The Lessons We Teach and Learn

As parents we inevitably teach our children lessons. Some come through mistakes from our past, funny stories we tell our kids about a big lie we told, or the time we didn’t listen to our parent’s advice and the embarrassing and catastrophic lesson that inevitably followed. We teach lessons through natural consequences, and we teach lessons when we choose to pick out things going on in our world and talk them through it. We teach them lessons everyday, little and big, about our faith, our morality, our ethics, our world.

But inevitably there are lessons that must be learned the “hard way”.

Apparently at my house, we’re working on those a lot lately.

We have had a couple of on-going “lessons” happening at Purvis Point.

This is my first time as a parent allowing one of my children to make decisions that I don’t agree with- (I realize that when he was three and pooped on the picnic grass at the zoo in front of hundreds of strangers who were joyously eating their lunches, I didn’t “allow” that either. But I mean purposeful, long term decisions- not momentary behavioral choices.) We are letting him begin to carry the burden of his choices.IMG_2077

A few days ago I asked the boys to put the laundry away, and they began to complain and say things about how difficult and unfair their lives were.
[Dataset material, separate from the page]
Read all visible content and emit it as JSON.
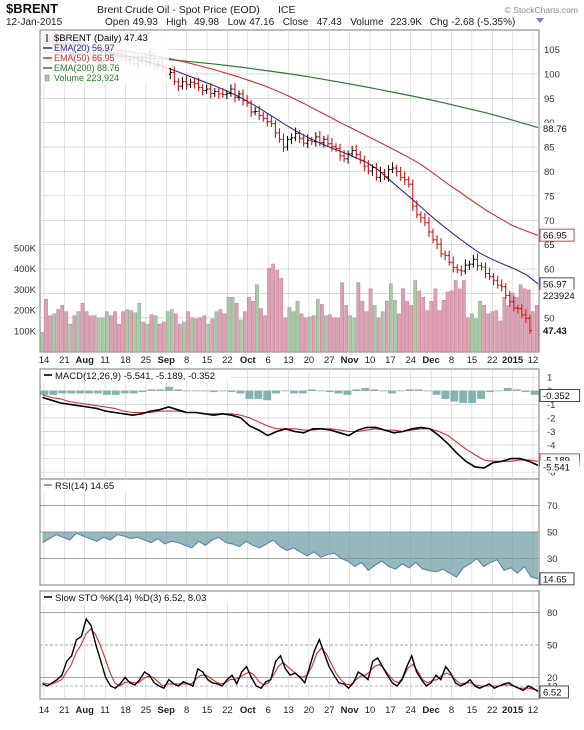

I sat them both right down on top of the folded laundry and we had a “talk” . (“Talk” does not refer to a discussion, a “talk” is when I talk at them, and then they go and do what I told them to do. I realize this isn’t the ideal model- but I need some grace here, remember, it’s been rough.) I said something like:

“It is not my job to raise boys. It is my job to raise men. I realize that you are boys today. But sooner than any of us can blink, you will be men. And I do not want you to be men who quit when things get hard. I do not want you to be men who act like boys, or men who run away when the going gets tough. I do not want you to be men who blame others, or expect things to be easy. I want you to be men who aren’t afraid of doing the hard things in life. Because often times the right thing, is the hard thing. I want you to be men who care about others and notice others, before you take notice of your own comfort level. I want you to be men who are proud of yourselves, who take pride in how you treat others. I want you to be men who lay down at night and know that you did your best that day, for yourself and for those around you. And so now you will get up and joyously put your laundry away that I will never again fold for you.” (It went on, but I am summarizing here for your comfort, and my dignity.)

Looking back, I realize that I was really taking a lot of liberty with connecting whining about laundry to dead beat dads and grown up man-chidlren. BUT this talk actually really stuck with them. (I know! I can’t believe it either.) I think this stuck with them because they didn’t realize that they’d be men one day. I’m pretty sure that thought had never occurred to them.

Fast forward a few days,  last night after Tre complained, and cried, and feigned multiple injuries, and “lost” equipment, and everything else he’s been doing to get out of football practice, AGAIN. I reminded him that this was a decision he made, fully knowing what it entailed, and that he had to fulfill his commitment, well. He geared up, brushed off his “injuries” and jogged out to the field. (Reminding me on several occasions that he already decided to not play next year.)

After practice as I sat in the mud room with him, helping him pry his sweaty gear of his gangly body. He looked into my eyes and said, “I always feel so good after football. You are right. The hard thing is usually the right thing, and it feels good to do the right thing, even when it’s hard.”

And I wanted to just stop the world, right then.IMG_2078

You see, this football thing has been really hard for me this year. Apparently at his age, things start to get, whats the word? Oh right, COMPETITIVE. And it goes from cute fun to… lets just say not so cute, and not so fun. And it has been really really really really really hard for me. It’s been super duper hard for me. This has been hard for me. My mommy heart is breaking daily and I am feeling like I want to scoop him up and run away to where the world will never find him and I can keep him, and things, just stay innocent and fun like they have been up unto this point.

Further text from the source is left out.